その部屋は霊感がちょっとある人は気味悪がって入らないというシロモノだった。
その日はたまたま祖母が遊びに来ていた晩でリビングに祖母と私を寝かせ、寝室で父と母が寝ていたようです。
すると母は寝ていたのにパッと目を覚ますと夜中の2時。
何か嫌だなぁと思っていたら突然の耳鳴り。
部屋が部屋だけに母も何事かと思っていると、キッチンと寝室を隔てているガラス戸に何やら影が映っている。
最初は祖母かと思ったのですが、ガラス戸いっぱいに埋まるほどの大きさの影で小柄な祖母ではないとすぐ分かりました。
そこから耳鳴りは止まらず母は嫌な汗が止まらなかったみたいです。
するとその影はガラス戸を開けて部屋に入ろうとしますが、ドアがガタガタ言うばかりでなかなか開きません。

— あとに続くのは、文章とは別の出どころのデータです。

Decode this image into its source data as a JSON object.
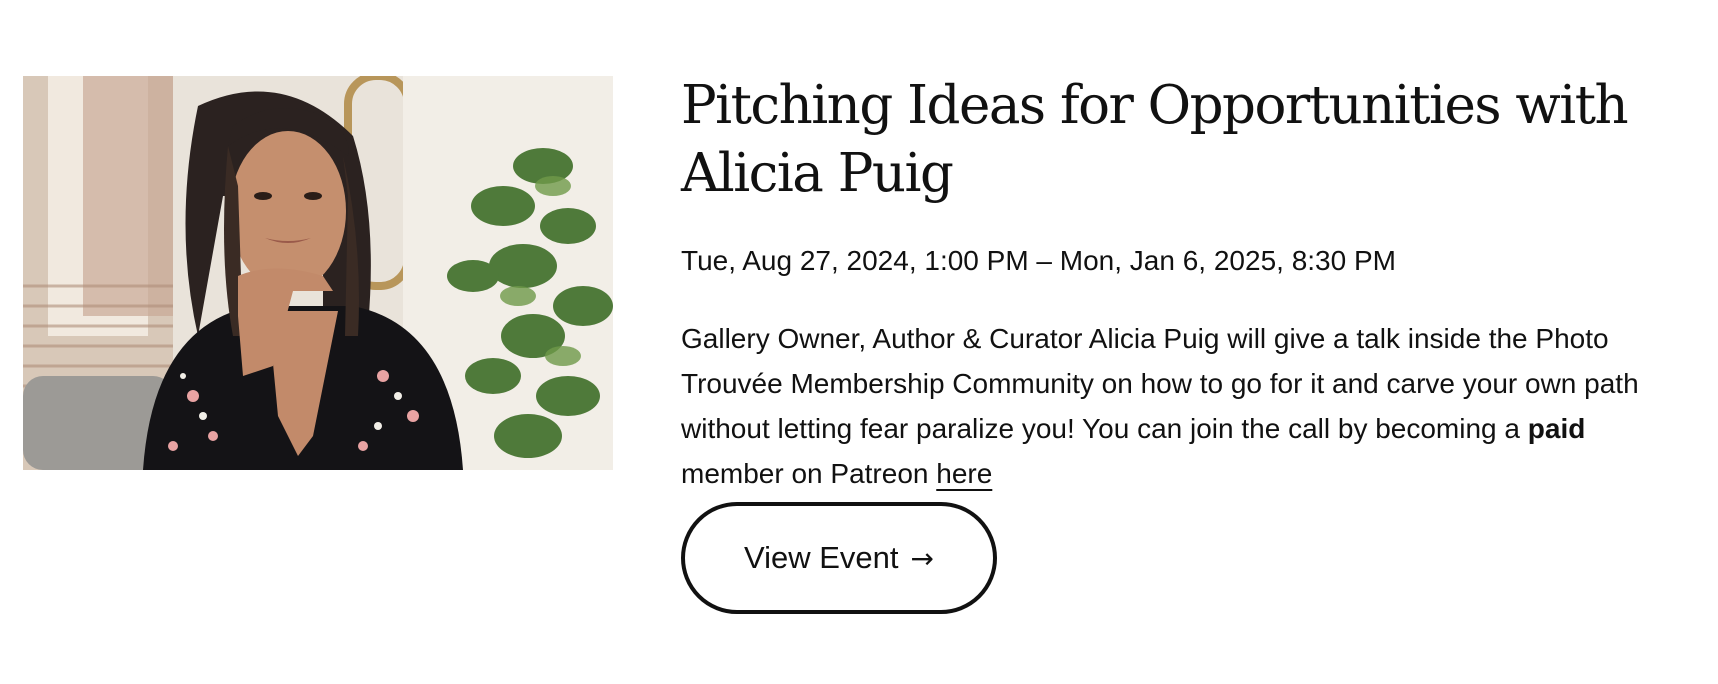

その間母は全く声が出せなかったみたいですが、精一杯「お母さんー!助けてー!」と言っていたようです。
すると、ドアがすっと開いて祖母が入って来ました。
その瞬、間母の体も動くようになったみたいで身体を起こせるようになったみたいです。
母は祖母に「ドア何ともなかった?」と聞いたら祖母は「別に何ともないよ。スッと開いたよ」と言っていたそうです。
母が「ずっとお母さんー!助けてー!って呼んでたんだよ?聞こえたの?」と聞くと祖母は「いんや、声は何にも聞こえなかったけど、何かお前が呼んでる気がしたから気になって来たんだよ」と言っていたそうです。
親子のなせる技なのか、とか、意味不明な影もほんのりですが、一番怖いのはそんな大騒ぎでも全く気付かない零感鈍感父ですかね。
私はそっちのが怖かったですね。